Synopses & Reviews
In May 1861, Jefferson Davis issued a general call for volunteers for the Confederate Army. Men responded in such numbers that 200,000 had to be turned away. Few of these men would have attributed their zeal to the cause of states' rights or slavery. As
All That Makes a Man: Love and Ambition in the Civil War South makes clear, most southern men saw the war more simply as a test of their manhood, a chance to defend the honor of their sweethearts, fiancés, and wives back home.

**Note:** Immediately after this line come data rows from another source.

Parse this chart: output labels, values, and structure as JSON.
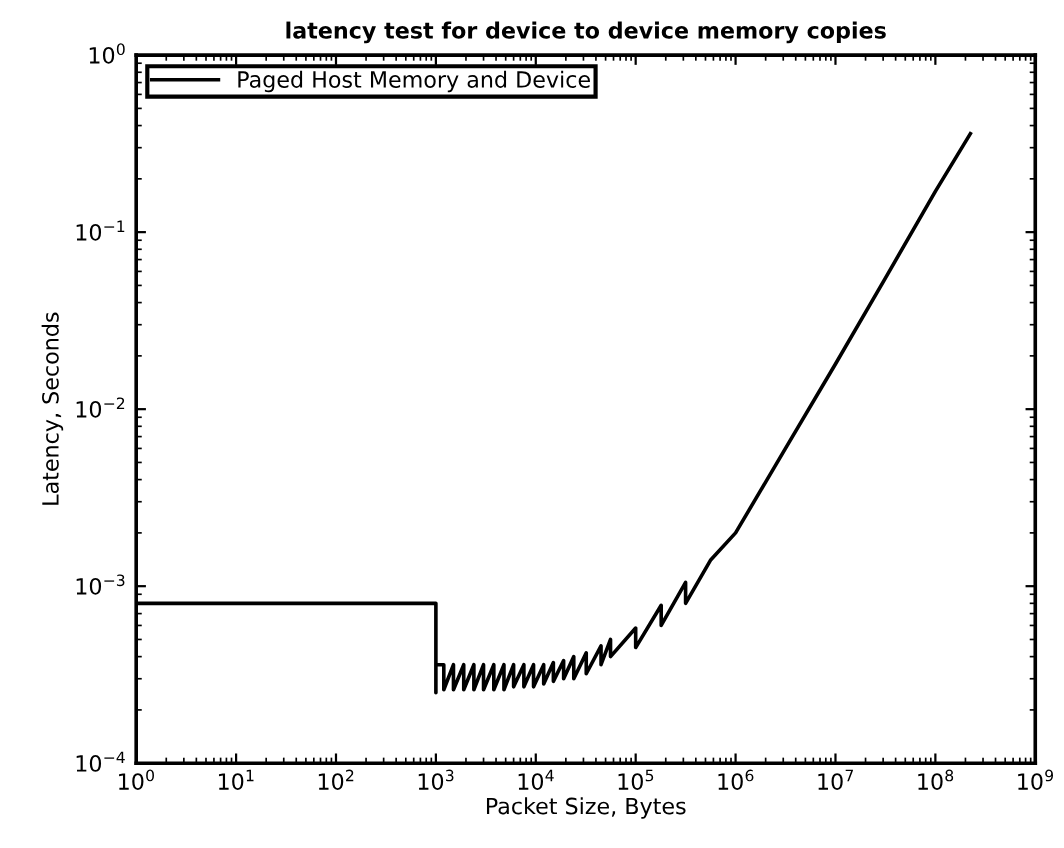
{
  "chart_data": {
    "type": "line",
    "title": "latency test for device to device memory copies",
    "xlabel": "Packet Size, Bytes",
    "ylabel": "Latency, Seconds",
    "log": "xy",
    "grid": false,
    "legend": "top left",
    "marker": "none",
    "line_style": "solid",
    "xlim": [
      1,
      1000000000
    ],
    "ylim": [
      0.0001,
      1
    ],
    "xticks": [
      {
        "value": 1,
        "label": "10$^{0}$"
      },
      {
        "value": 10,
        "label": "10$^{1}$"
      },
      {
        "value": 100,
        "label": "10$^{2}$"
      },
      {
        "value": 1000,
        "label": "10$^{3}$"
      },
      {
        "value": 10000,
        "label": "10$^{4}$"
      },
      {
        "value": 100000,
        "label": "10$^{5}$"
      },
      {
        "value": 1000000,
        "label": "10$^{6}$"
      },
      {
        "value": 10000000,
        "label": "10$^{7}$"
      },
      {
        "value": 100000000,
        "label": "10$^{8}$"
      },
      {
        "value": 1000000000,
        "label": "10$^{9}$"
      }
    ],
    "yticks": [
      {
        "value": 0.0001,
        "label": "10$^{−4}$"
      },
      {
        "value": 0.001,
        "label": "10$^{−3}$"
      },
      {
        "value": 0.01,
        "label": "10$^{−2}$"
      },
      {
        "value": 0.1,
        "label": "10$^{−1}$"
      },
      {
        "value": 1,
        "label": "10$^{0}$"
      }
    ],
    "series": [
      {
        "name": "Paged Host Memory and Device",
        "color": "#000000",
        "x": [
          1,
          1,
          10,
          100,
          1000,
          1000,
          1000,
          1200,
          1200,
          1500,
          1500,
          1900,
          1900,
          2400,
          2400,
          3000,
          3000,
          3800,
          3800,
          4800,
          4800,
          6000,
          6000,
          7600,
          7600,
          9500,
          9500,
          12000,
          12000,
          15000,
          15000,
          19000,
          19000,
          24000,
          24000,
          32000,
          32000,
          45000,
          45000,
          56000,
          56000,
          100000,
          100000,
          180000,
          180000,
          316000,
          316000,
          560000,
          1000000,
          3160000,
          10000000,
          31600000,
          100000000,
          224000000
        ],
        "values": [
          0.0001,
          0.0008,
          0.0008,
          0.0008,
          0.0008,
          0.00025,
          0.00036,
          0.00036,
          0.00026,
          0.00036,
          0.00026,
          0.00036,
          0.00026,
          0.00036,
          0.00026,
          0.00036,
          0.00026,
          0.00036,
          0.00026,
          0.00036,
          0.00026,
          0.00036,
          0.00027,
          0.00036,
          0.00027,
          0.00036,
          0.00027,
          0.00036,
          0.00028,
          0.00037,
          0.00029,
          0.00038,
          0.0003,
          0.0004,
          0.0003,
          0.00042,
          0.00032,
          0.00046,
          0.00036,
          0.0005,
          0.0004,
          0.00058,
          0.00045,
          0.00078,
          0.0006,
          0.00105,
          0.0008,
          0.0014,
          0.002,
          0.006,
          0.018,
          0.055,
          0.17,
          0.36
        ]
      }
    ]
  }
}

Drawing upon diaries and personal letters, Stephen Berry seamlessly weaves together the stories of six very different men, detailing the tangled roles that love and ambition played in each man's life. Their writings reveal a male-dominated Southern culture that exalted women as "repositories of divine grace" and treasured romantic love as the platform from which men launched their bids for greatness. The exhilarating onset of war seemed to these, and most southern men, a grand opportunity to fulfill their ambition for glory and to prove their love for women--on the same field of battle. As the realities of the war became apparent, however, the letters and diaries turned from idealized themes of honor and country to solemn reflections on love and home. Elegant and poetic, All That Makes a Man recovers the emotional lives of unsung Southern men and women and reveals that the fiction of Cold Mountain mirrors a poignant reality. In their search for a cause worthy of their lives, many Southern soldiers were disappointed in their hopes for a Southern nation. But they still had their women's love, and there they would rebuild.
Review
"Berry's study combines superb scholarship with a poet's love of language. From his own pen and from those of his sources, he seasons his text with turns of phrase that bring pleasure to eye, ear and tongue."--
Baltimore Sun"Berry frames his character sketches in informative and sometimes provocative essays on sex and gender roles.... This book looks in two direction, toward gender studies and toward the Civil War, and determined readers interested in either can extract considerable value from it."--Publishers Weekly
"Stephen Berry has mined the letters and diaries of Southern white men and women of the Civil War generation to explore the relationship among the competing masculine values of love and ambition, home and honor, sensitivity and stoicism. The wrenching impact of war on the tensions between the outer and inner meanings of masculinity form the central theme of this fascinating study."--James M. McPherson, Princeton University
"Stephen Berry's new book makes powerful contributions to Southern history, Civil War history, and gender history. But, most of all, it is a landmark achievement in historical writing. Addressed as much to the heart as to the head, it leaves an irreducible--and unforgettable--impression. The scene dazzles, the characters live, the prose sings."--John Demos, Yale University
"With an elegance and intellectual breadth rarely found in a first book, All That Makes a Man provides memorable vignettes about how Southern gentlemen of the Civil War era lived, loved, and died--many of them in battle. Stephen Berry's study deeply probes the nature of manliness as they defined it for themselves. Offering fertile readings of letters, diaries, and imaginative literature, he skillfully illuminates a perilous, tragic period in regional history." --Bertram Wyatt-Brown, University of Florida
Review
"In his elegantly written and cogently argued book, Berry suggests that "love and ambition" were "all that made" an elite white man of the antebellum South. While many historians have argued at some length over the nature of planter-class ambition, no one, to my knowledge has suggested that love, particularly romantic love for their wives and sweethearts, stood at the center of the planter-class men's sense of themselves as men."--Georgia Historical Quarterly
"engrossing and well-written study of southern men's embrace of love and ambition. An insightful, thought-provoking study of emotional life, gender, and warfare which adds substantially to our understanding of these matters in the American Civil War."--Journal of Social History
About the Author
Stephen W. Berry II is an Assistant Professor of History at the University of North Carolina at Pembroke.
All That Makes A Man is his first book.